Percentages of sides with abnormal sensation at 4 dys, 3 wks, 3, 6 and 12 months were respectively 61%, 43%, 22%, 10% and 0%. During the follow-up, there was significantly greater early sensory loss in patients aged > 30 yrs, those with mandibular movement > 7 mm, and those where the nerve had to be manipulated. There was a non-significant trend towards greater early sensory loss where the operation was for prognathism.

At 1 year, the authors noted that 31% of patients had 'almost normal' sensation, but patients did not consider this to be a significant neurosensory deficit. A subsequent discussion of the paper by another surgeon agrees with the findings and commends aspects of the authors' approach.

Oral pathology Osteoradionecrosis of the jaws: clinical characteristics and relation to the field of irradiation

J J Thorn, H S Hansen et al. J Oral Maxillofac Surg 2000; 58: 1088–1093

More than half of 80 cases of osteoradionecrosis were apparently caused by tooth extraction.

Over a 7 year period, 80 patients with osteoradionecrosis (ORN) of the jaws were seen in a Danish University hospital, following radiotherapy up to 20 years earlier. Median age was 57 yrs (range 39–79) and 74 patients had been treated for squamous cell carcinoma, 1 for adenoid cystic carcinoma, and 4 for lymph node metastasis with an unknown primary tumour. All but 3 patients received a cumulative dose of > 60 Gy.

ORN was diagnosed on the basis of radiographs and 55 patients also had 99technetium scintigraphy which gave similar results for 2/3 of cases. Prior to radiotherapy, 71 patients smoked, and when referred for ORN, 63 still did so. More than half the patients took alcohol regularly.

In all but 1 patient, ORN was shown to be fully within the radiation field. In 44 patients, initiation was related to tooth extraction (8 prior to irradiation), in 11 cases associated surgery was implicated, and in 2, prosthesis-related injury. There was no identifiable cause in 23 cases. A following discussion by another surgeon notes that other forms of osteonecrosis may occur after other types of tumour therapy.

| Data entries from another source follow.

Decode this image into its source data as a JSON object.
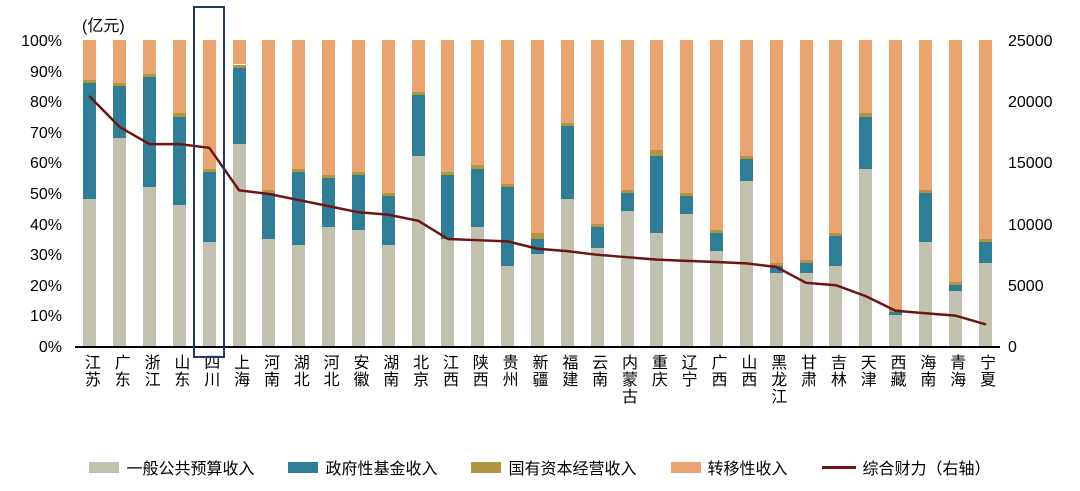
{
  "chart_data": {
    "type": "bar",
    "subtype": "stacked-100-percent-with-line",
    "unit_label": "(亿元)",
    "categories": [
      "江苏",
      "广东",
      "浙江",
      "山东",
      "四川",
      "上海",
      "河南",
      "湖北",
      "河北",
      "安徽",
      "湖南",
      "北京",
      "江西",
      "陕西",
      "贵州",
      "新疆",
      "福建",
      "云南",
      "内蒙古",
      "重庆",
      "辽宁",
      "广西",
      "山西",
      "黑龙江",
      "甘肃",
      "吉林",
      "天津",
      "西藏",
      "海南",
      "青海",
      "宁夏"
    ],
    "series": [
      {
        "name": "一般公共预算收入",
        "color": "#c2c1b0",
        "values": [
          48,
          68,
          52,
          46,
          34,
          66,
          35,
          33,
          39,
          38,
          33,
          62,
          35,
          39,
          26,
          30,
          48,
          32,
          44,
          37,
          43,
          31,
          54,
          24,
          24,
          26,
          58,
          10,
          34,
          18,
          27
        ]
      },
      {
        "name": "政府性基金收入",
        "color": "#2e7e97",
        "values": [
          38,
          17,
          36,
          29,
          23,
          25,
          15,
          24,
          16,
          18,
          16,
          20,
          21,
          19,
          26,
          5,
          24,
          7,
          6,
          25,
          6,
          6,
          7,
          2,
          3,
          10,
          17,
          1,
          16,
          2,
          7
        ]
      },
      {
        "name": "国有资本经营收入",
        "color": "#b2953f",
        "values": [
          1,
          1,
          1,
          1,
          1,
          1,
          1,
          1,
          1,
          1,
          1,
          1,
          1,
          1,
          1,
          2,
          1,
          1,
          1,
          2,
          1,
          1,
          1,
          1,
          1,
          1,
          1,
          1,
          1,
          1,
          1
        ]
      },
      {
        "name": "转移性收入",
        "color": "#e9a470",
        "values": [
          13,
          14,
          11,
          24,
          42,
          8,
          49,
          42,
          44,
          43,
          50,
          17,
          43,
          41,
          47,
          63,
          27,
          60,
          49,
          36,
          50,
          62,
          38,
          73,
          72,
          63,
          24,
          88,
          49,
          79,
          65
        ]
      }
    ],
    "line_series": {
      "name": "综合财力（右轴）",
      "color": "#6e1411",
      "axis": "right",
      "values": [
        20500,
        18000,
        16600,
        16600,
        16300,
        12800,
        12500,
        12000,
        11500,
        11000,
        10800,
        10300,
        8800,
        8700,
        8600,
        8000,
        7800,
        7500,
        7300,
        7100,
        7000,
        6900,
        6800,
        6500,
        5200,
        5000,
        4100,
        2900,
        2700,
        2500,
        1800
      ]
    },
    "left_axis": {
      "min": 0,
      "max": 100,
      "ticks": [
        "100%",
        "90%",
        "80%",
        "70%",
        "60%",
        "50%",
        "40%",
        "30%",
        "20%",
        "10%",
        "0%"
      ]
    },
    "right_axis": {
      "min": 0,
      "max": 25000,
      "ticks": [
        "25000",
        "20000",
        "15000",
        "10000",
        "5000",
        "0"
      ]
    },
    "highlight": {
      "category": "四川",
      "border_color": "#1f3a66"
    },
    "grid": "off",
    "legend_position": "bottom"
  }
}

Oral pathology Salivary alterations in type 2 (non-insulin-dependent) diabetes mellitus and hypertension

M W J Dodds, C- K Yeh et al. Community Dent Oral Epidemiol 2000; 28: 373–381

Salivary defence may be impaired in Type 2 diabetes.

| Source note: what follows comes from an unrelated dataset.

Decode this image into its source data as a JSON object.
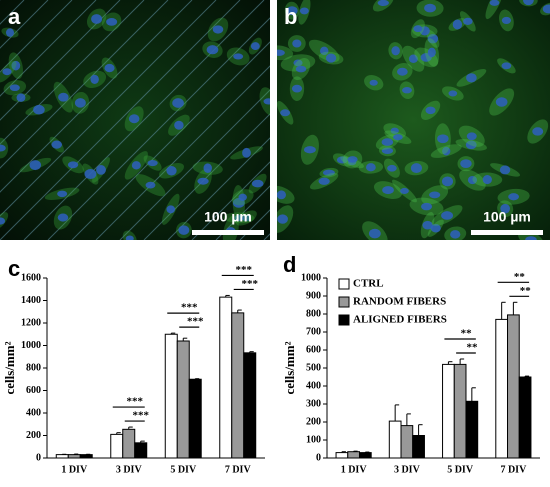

Out of 1,155 subjects participating in a longitudinal American study of aging and oral health, 233 Type 2 diabetics (mean age 63 yrs: fasting blood glucose ≥ 126 mg/dL or on medication), 227 hypertensives (64: diastolic ≥ 95 mm Hg or on medication) and 240 healthy controls (56) were identified. In the diabetic group, 88 subjects also had hypertension, and 100 had HbA1C above 8% (metabolic control less satisfactory).

When compared with controls, stimulated and unstimulated salivary flow rates were significantly reduced in diabetic subjects, with hypertensives intermediate. In denture wearers, oral yeast counts did not differ between the 3 groups, but in non-denture wearers, high yeast counts were commoner in diabetics (21%) and hypertensives (14%) than in controls (6%). Diabetics also had higher concentrations of lactoferrin, myeloperoxidase, salivary peroxidase, albumin and secretory IgA from specified salivary glands. However, the authors commented that these increases did not prevent the higher yeast carriage, and considered that Type 2 diabetic oral defences were impaired.